The stochastic sensing of single molecules passing though ion channels has now grown into a mature field1. Today's channel sensor of choice, α-hemolysin (αHL), has been engineered extensively (and very successfully) to perceive molecules of increasing size and complexity. This new, general, and elegant analytical technique has, however, been limited to molecules that can pass through the αHL channel. Because this is not the case for central metabolites such as double-stranded DNA or native proteins, it seemed that either suitable pores larger than αHL would have to be constructed, a troublesome task, or macromolecules could only be sensed in a denatured form. In this issue, Bayley and coworkers2 have solved the fundamental problem of sensing macromolecules larger than the ion channel diameter2.

In an approach related to the design of gramicidin ion channel sensors on solid support3, they have designed a strategy for stochastic sensing of molecules that exist outside the αHL channel that is simple and employs a more stable ion channel as a sensor. They covalently attached a simple polyethylene glycol (PEG) chain to one of the αHL monomers within the heptameric pore-forming complex (Fig. 1), and tethered a ligand to the other end. Once the αHL channel formed in a planar lipid bilayer, the tethered PEG chain was able to move through the channel from one side of the bilayer to the other, which led to electrical flickering of the channel. Subsequent binding of a protein to the ligand abolished this flickering by trapping the ligand on one side or the other of the membrane. When the binding protein was added to the same side as the extramembraneous part of the αHL channel, the PEG chain adopted a stretched conformation oriented toward the outside of the pore like the leash of a dog running away from his master (Fig. 1A). In this case, pore conductance is unchanged. More intriguingly, when the binding protein is added to the opposite side of the membrane, binding to the ligand blocks the PEG polymer in a transmembrane conformation (Fig. 1B). In this case, pore conductance is reduced by partial obstruction of the pore.

Figure 1: A protein channel for sensing external molecules.
figure 1

© Bob Crimi

A membrane-spanning ion channel is equipped with a polymer chain that carries a ligand at the other end. (A) Binding of the ligand to a protein added to the same side of the membrane does not reduce the current flowing through the ion channel. (B) Binding of the ligand to a protein added to the other side of the membrane reduces the current flowing through the ion channel.

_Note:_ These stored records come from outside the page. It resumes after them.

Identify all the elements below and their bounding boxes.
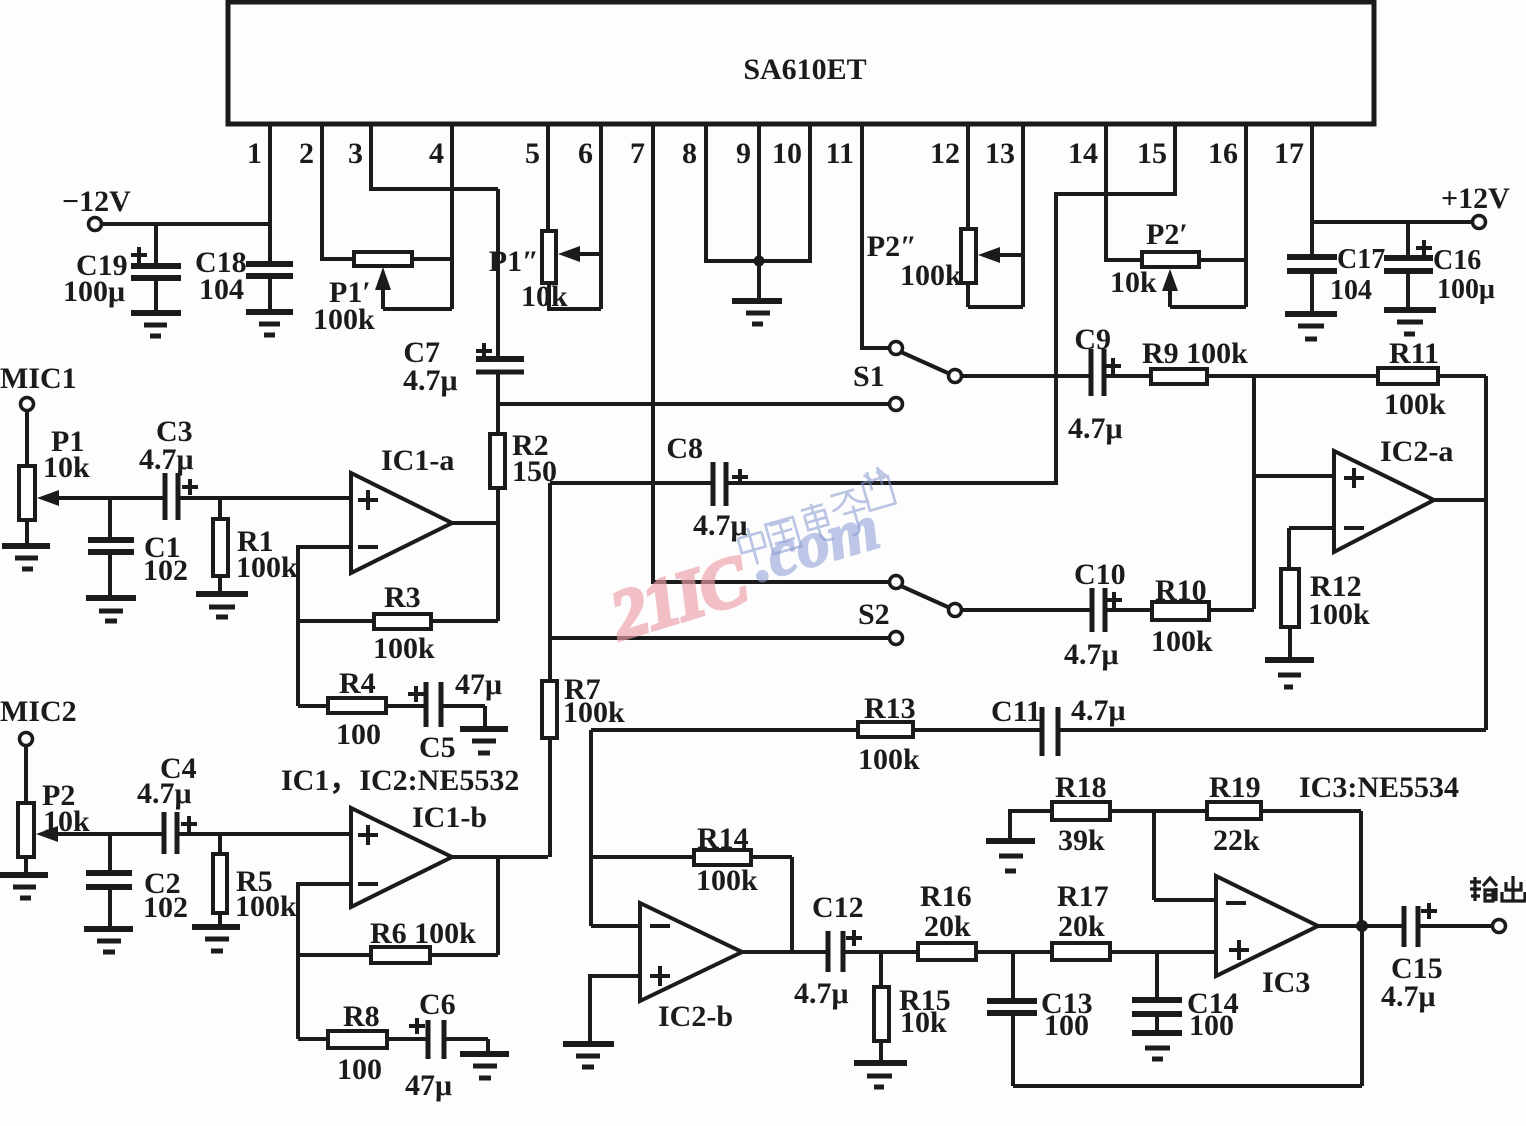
svg-text:C16: C16	[1433, 245, 1481, 276]
op-amp IC2-b	[640, 903, 742, 1033]
svg-text:IC1，IC2:NE5532: IC1，IC2:NE5532	[281, 764, 519, 797]
svg-text:10: 10	[772, 137, 802, 170]
svg-text:100k: 100k	[1151, 625, 1213, 658]
resistor R3 100k	[298, 581, 498, 665]
svg-text:C10: C10	[1074, 558, 1126, 591]
wire R11 feedback vertical	[1484, 376, 1488, 730]
ground C6	[460, 1054, 509, 1078]
junction pin9 node	[754, 256, 765, 267]
svg-text:47μ: 47μ	[455, 668, 502, 701]
svg-text:10k: 10k	[1110, 266, 1157, 299]
svg-text:11: 11	[826, 137, 854, 170]
wire IC2-a noninverting input	[1254, 376, 1334, 609]
capacitor C17 104	[1287, 222, 1385, 314]
capacitor C8 4.7u	[550, 432, 1056, 542]
resistor R5 100k	[213, 834, 297, 927]
capacitor C15 4.7u	[1381, 903, 1492, 1013]
svg-text:+12V: +12V	[1441, 182, 1510, 215]
svg-text:R4: R4	[339, 667, 376, 700]
pin 5 lead	[525, 124, 548, 231]
svg-text:4: 4	[429, 137, 444, 170]
svg-text:12: 12	[930, 137, 960, 170]
resistor R2 150	[490, 429, 557, 523]
ground C1	[86, 598, 136, 621]
resistor R19 22k	[1207, 771, 1361, 857]
ground C2	[84, 929, 133, 952]
svg-text:100: 100	[336, 718, 381, 751]
junction IC3 output node	[1356, 920, 1368, 932]
resistor R11 100k	[1378, 337, 1486, 421]
capacitor C6 47u	[405, 988, 488, 1102]
svg-text:3: 3	[348, 137, 363, 170]
svg-text:4.7μ: 4.7μ	[1068, 412, 1123, 445]
svg-text:SA610ET: SA610ET	[743, 53, 866, 86]
wire IC1-b inverting input	[298, 884, 351, 955]
svg-text:100: 100	[1189, 1009, 1234, 1042]
watermark dot com blue	[742, 490, 887, 596]
wire R13 node vertical	[589, 730, 593, 926]
svg-text:S2: S2	[858, 598, 890, 631]
svg-text:10k: 10k	[43, 451, 90, 484]
node MIC1 terminal	[0, 362, 77, 411]
wire IC1-b output	[452, 857, 548, 955]
wire IC3 output	[1318, 924, 1404, 928]
svg-text:C12: C12	[812, 891, 864, 924]
svg-text:R18: R18	[1055, 771, 1107, 804]
svg-text:100k: 100k	[235, 890, 297, 923]
ground R12	[1265, 660, 1314, 687]
resistor R15 10k	[874, 952, 951, 1063]
svg-text:100k: 100k	[858, 743, 920, 776]
wire R3 node down to R4	[296, 621, 300, 706]
svg-text:IC1-a: IC1-a	[381, 444, 454, 477]
svg-text:100μ: 100μ	[63, 275, 125, 308]
resistor R16 20k	[918, 880, 1052, 960]
capacitor C7 4.7u	[403, 189, 524, 434]
resistor R7 100k	[542, 673, 625, 857]
wire MIC2 signal line	[54, 832, 351, 836]
ground P1	[2, 546, 50, 569]
wire IC1-a inverting input	[298, 547, 351, 621]
svg-text:MIC1: MIC1	[0, 362, 77, 395]
capacitor C16 100u	[1384, 222, 1495, 310]
svg-text:100k: 100k	[236, 551, 298, 584]
svg-text:7: 7	[630, 137, 645, 170]
potentiometer P2' 10k	[1110, 218, 1246, 307]
capacitor C19 100u	[63, 224, 181, 313]
switch S1	[853, 342, 962, 411]
svg-text:C17: C17	[1337, 244, 1385, 275]
svg-text:6: 6	[578, 137, 593, 170]
pin 11 lead	[826, 124, 890, 348]
wire IC2-a inverting input	[1289, 528, 1334, 569]
wire C13 bottom loop to IC3 output	[1013, 1084, 1362, 1088]
wire R14 feedback vertical	[790, 857, 794, 952]
svg-text:R14: R14	[697, 822, 749, 855]
svg-text:−12V: −12V	[62, 185, 131, 218]
ground C19	[131, 313, 181, 336]
svg-text:IC1-b: IC1-b	[412, 801, 487, 834]
svg-text:C11: C11	[991, 695, 1041, 728]
svg-text:102: 102	[143, 891, 188, 924]
svg-text:R9 100k: R9 100k	[1142, 337, 1248, 370]
svg-text:100k: 100k	[900, 259, 962, 292]
pin 15 lead	[1056, 124, 1175, 485]
svg-text:104: 104	[1330, 275, 1372, 306]
resistor R13 100k	[591, 692, 1042, 776]
watermark 21IC red	[601, 541, 758, 656]
resistor R6 100k	[298, 917, 498, 963]
svg-text:10k: 10k	[521, 280, 568, 313]
svg-text:100k: 100k	[1308, 598, 1370, 631]
svg-text:104: 104	[199, 273, 244, 306]
op-amp IC1-a	[351, 444, 454, 573]
wire IC2-b noninverting input to ground	[590, 976, 640, 1044]
svg-text:R6 100k: R6 100k	[370, 917, 476, 950]
ground R15	[854, 1063, 907, 1087]
svg-text:4.7μ: 4.7μ	[139, 443, 194, 476]
wire +12V rail	[1312, 220, 1473, 224]
svg-text:R16: R16	[920, 880, 972, 913]
pin 4 lead	[429, 124, 452, 309]
svg-text:C6: C6	[419, 988, 456, 1021]
capacitor C12 4.7u	[794, 891, 918, 1010]
op-amp IC1-b	[281, 764, 519, 907]
capacitor C2 102	[86, 834, 188, 929]
ground C5	[460, 729, 508, 753]
ground R18	[986, 841, 1035, 871]
pin 8 lead	[682, 124, 706, 263]
svg-text:C9: C9	[1074, 323, 1111, 356]
svg-text:22k: 22k	[1213, 824, 1260, 857]
svg-text:150: 150	[512, 455, 557, 488]
node -12V terminal	[62, 185, 131, 231]
svg-text:20k: 20k	[1058, 910, 1105, 943]
potentiometer P2 10k	[18, 745, 90, 875]
svg-text:14: 14	[1068, 137, 1098, 170]
capacitor C10 4.7u	[1064, 558, 1152, 671]
potentiometer P2'' 100k	[867, 229, 1023, 307]
wire R6 node down to R8	[296, 955, 300, 1039]
capacitor C4 4.7u	[137, 752, 197, 854]
op-amp IC3	[1216, 771, 1459, 999]
ground C16	[1384, 310, 1436, 334]
wire C8 node down to R7	[548, 483, 552, 681]
wire S1 pole to C9	[962, 374, 1091, 378]
svg-text:100k: 100k	[1384, 388, 1446, 421]
svg-text:C8: C8	[666, 432, 703, 465]
wire mixer bus to S1	[498, 402, 889, 406]
resistor R1 100k	[213, 498, 298, 594]
node MIC2 terminal	[0, 695, 77, 746]
wire IC3 inverting input	[1154, 811, 1216, 900]
svg-text:17: 17	[1274, 137, 1304, 170]
node +12V terminal	[1441, 182, 1510, 229]
wire IC2-b inverting input	[591, 924, 640, 928]
pin 9 lead	[736, 124, 759, 301]
pin 14 lead	[1068, 124, 1142, 262]
wire IC1-a output	[452, 523, 498, 621]
capacitor C14 100	[1132, 952, 1239, 1042]
svg-text:9: 9	[736, 137, 751, 170]
capacitor C18 104	[195, 246, 293, 312]
svg-text:4.7μ: 4.7μ	[1064, 638, 1119, 671]
capacitor C11 4.7u	[991, 694, 1486, 756]
op-amp IC2-a	[1334, 435, 1453, 552]
svg-text:100k: 100k	[373, 632, 435, 665]
svg-text:IC3: IC3	[1262, 966, 1310, 999]
svg-text:IC2-b: IC2-b	[658, 1000, 733, 1033]
ground R1	[196, 594, 248, 617]
ground IC2-b	[563, 1044, 614, 1067]
svg-text:100k: 100k	[563, 696, 625, 729]
svg-text:15: 15	[1137, 137, 1167, 170]
wire pins 8-9-10 tie	[706, 259, 810, 263]
label output chinese shuchu	[1470, 876, 1525, 901]
svg-text:R11: R11	[1389, 337, 1439, 370]
capacitor C13 100	[987, 952, 1093, 1086]
pin 7 lead	[630, 124, 891, 582]
ground C17	[1285, 314, 1337, 339]
resistor R10 100k	[1151, 574, 1254, 658]
resistor R14 100k	[591, 822, 792, 897]
pin 17 lead	[1274, 124, 1312, 224]
resistor R4 100	[298, 667, 426, 751]
svg-text:R3: R3	[384, 581, 421, 614]
pin 13 lead	[985, 124, 1023, 307]
capacitor C5 47u	[408, 668, 502, 764]
pin 12 lead	[930, 124, 968, 229]
svg-text:100k: 100k	[313, 303, 375, 336]
watermark zhongguo dianziwang blue	[729, 465, 901, 568]
svg-text:100μ: 100μ	[1437, 274, 1495, 305]
potentiometer P1' 100k	[313, 252, 452, 336]
ground C14	[1132, 1033, 1182, 1059]
capacitor C3 4.7u	[139, 415, 198, 520]
resistor R18 39k	[1010, 771, 1207, 857]
svg-text:2: 2	[299, 137, 314, 170]
wire IC2-a output	[1434, 498, 1486, 502]
svg-text:R19: R19	[1209, 771, 1261, 804]
pin 1 lead	[247, 124, 270, 264]
svg-text:16: 16	[1208, 137, 1238, 170]
svg-text:47μ: 47μ	[405, 1069, 452, 1102]
svg-text:R13: R13	[864, 692, 916, 725]
wire S2 pole to C10	[962, 608, 1092, 612]
wire IC2-b output	[742, 950, 828, 954]
svg-text:4.7μ: 4.7μ	[137, 777, 192, 810]
resistor R9 100k	[1142, 337, 1378, 384]
svg-text:8: 8	[682, 137, 697, 170]
resistor R17 20k	[1052, 880, 1216, 960]
svg-text:R17: R17	[1057, 880, 1109, 913]
ground pins 8-10	[732, 301, 782, 324]
ground P2	[0, 875, 48, 898]
svg-text:102: 102	[143, 554, 188, 587]
switch S2	[858, 576, 962, 645]
svg-text:1: 1	[247, 137, 262, 170]
wire R19 to output node	[1359, 811, 1363, 926]
svg-text:100: 100	[1044, 1009, 1089, 1042]
svg-text:5: 5	[525, 137, 540, 170]
potentiometer P1'' 10k	[489, 231, 601, 313]
wire MIC1 signal line	[55, 496, 351, 500]
svg-text:4.7μ: 4.7μ	[1071, 694, 1126, 727]
svg-text:4.7μ: 4.7μ	[794, 977, 849, 1010]
ground R5	[192, 927, 240, 951]
node output terminal	[1493, 920, 1506, 933]
IC U1 SA610ET body	[228, 2, 1374, 124]
svg-text:IC2-a: IC2-a	[1380, 435, 1453, 468]
wire S2 lower throw to R7 node	[550, 636, 889, 640]
svg-text:100k: 100k	[696, 864, 758, 897]
svg-text:4.7μ: 4.7μ	[1381, 980, 1436, 1013]
svg-text:IC3:NE5534: IC3:NE5534	[1299, 771, 1459, 804]
svg-text:R8: R8	[343, 1000, 380, 1033]
capacitor C9 4.7u	[1068, 323, 1151, 445]
svg-text:10k: 10k	[900, 1006, 947, 1039]
svg-text:20k: 20k	[924, 910, 971, 943]
svg-text:P2ʹ: P2ʹ	[1146, 218, 1188, 251]
pin 2 lead	[299, 124, 354, 261]
pin 3 lead	[348, 124, 498, 189]
svg-text:13: 13	[985, 137, 1015, 170]
svg-text:S1: S1	[853, 360, 885, 393]
capacitor C1 102	[88, 498, 188, 598]
wire output node down to C13 loop	[1360, 926, 1364, 1086]
svg-text:C5: C5	[419, 731, 456, 764]
pin 16 lead	[1208, 124, 1246, 307]
pin 6 lead	[578, 124, 601, 309]
potentiometer P1 10k	[19, 410, 90, 546]
wire -12V rail	[102, 222, 270, 226]
pin 10 lead	[772, 124, 810, 263]
ground C18	[246, 312, 293, 335]
resistor R8 100	[298, 1000, 428, 1086]
svg-text:R10: R10	[1155, 574, 1207, 607]
svg-text:MIC2: MIC2	[0, 695, 77, 728]
svg-text:100: 100	[337, 1053, 382, 1086]
svg-text:39k: 39k	[1058, 824, 1105, 857]
svg-text:4.7μ: 4.7μ	[403, 364, 458, 397]
resistor R12 100k	[1281, 569, 1370, 660]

This protein sensing strategy has been developed using biotin as the ligand, and either streptavidin, a lower binding affinity streptavidin mutant, and an anti-biotin antibody as binding proteins. The key finding is that the fundamental advantages of stochastic sensing inside ion channels—sensitivity, fast kinetics at the single-molecule level—are maintained in external sensing. This result is a great breakthrough because it extends the stochastic single-molecule sensing technique beyond its own apparent limits, and moreover, the approach can be generally applied.

The first time a biochemical reaction could be observed at a single-molecule level using an ion channel as the sensing device was the early 1990s, by Alan Finckelstein and coworkers4. Their initial aim was to probe the structure of the diphtheria toxin ion channel by introducing a single cysteine residue at a site thought to be in the mouth of the channel. After allowing this mutant to form channels in a planar lipid bilayer, a sulfhydryl-reactive probe was added to one of the compartments to add a positive or negative charge, depending on the probe used, to the cysteine residue. Not surprisingly, it was found that such covalent modification altered the electric current flowing through a single open ion channel. More surprisingly, at least at that time, it was noted that rate constants for this reaction could be obtained from the lag time between the appearance of an open ion channel and its chemical transformation. And it was realized that these kinetic measurements are sensitive (nanomolar concentrations), fast (up to microsecond resolution), and without delays from mixing and diffusion. The evident and appealing implications for fast enzyme kinetics at the single-molecule level were, however, never pursued.

This may be the right time to reconsider Finckelstein's observations. Bayley's protein sensor could well be the key for the transition from sensing single molecular recognition events to sensing single chemical transformations. As long as sensing was limited to the interior of ion channels, there were convincing arguments why stochastic single-enzyme kinetics would be untenable, because engineering large catalytic units into the ion-conducting β-barrel of αHL still seems unrealistic despite progress with catalytic barrels in water5. Even if such a catalytic ion channel could be constructed, would it be more than an isolated (though admittedly intriguing) curiosity, without significance for real-world enzymology?

With Bayley's protein sensor, things have changed. There is no fundamental technical problem that would prevent replacement of the tethered ligand in Figure 1 with a substrate of free choice, and there is obviously no problem in replacing the binding protein in Figure 1 with any enzyme. Although significant progress is being made toward DNA sequencing within ion channels6, it is likely that the next breakthrough in this field will however concern stochastic single-enzyme kinetics, a development that biologists, biochemists, and chemists can await with anticipation.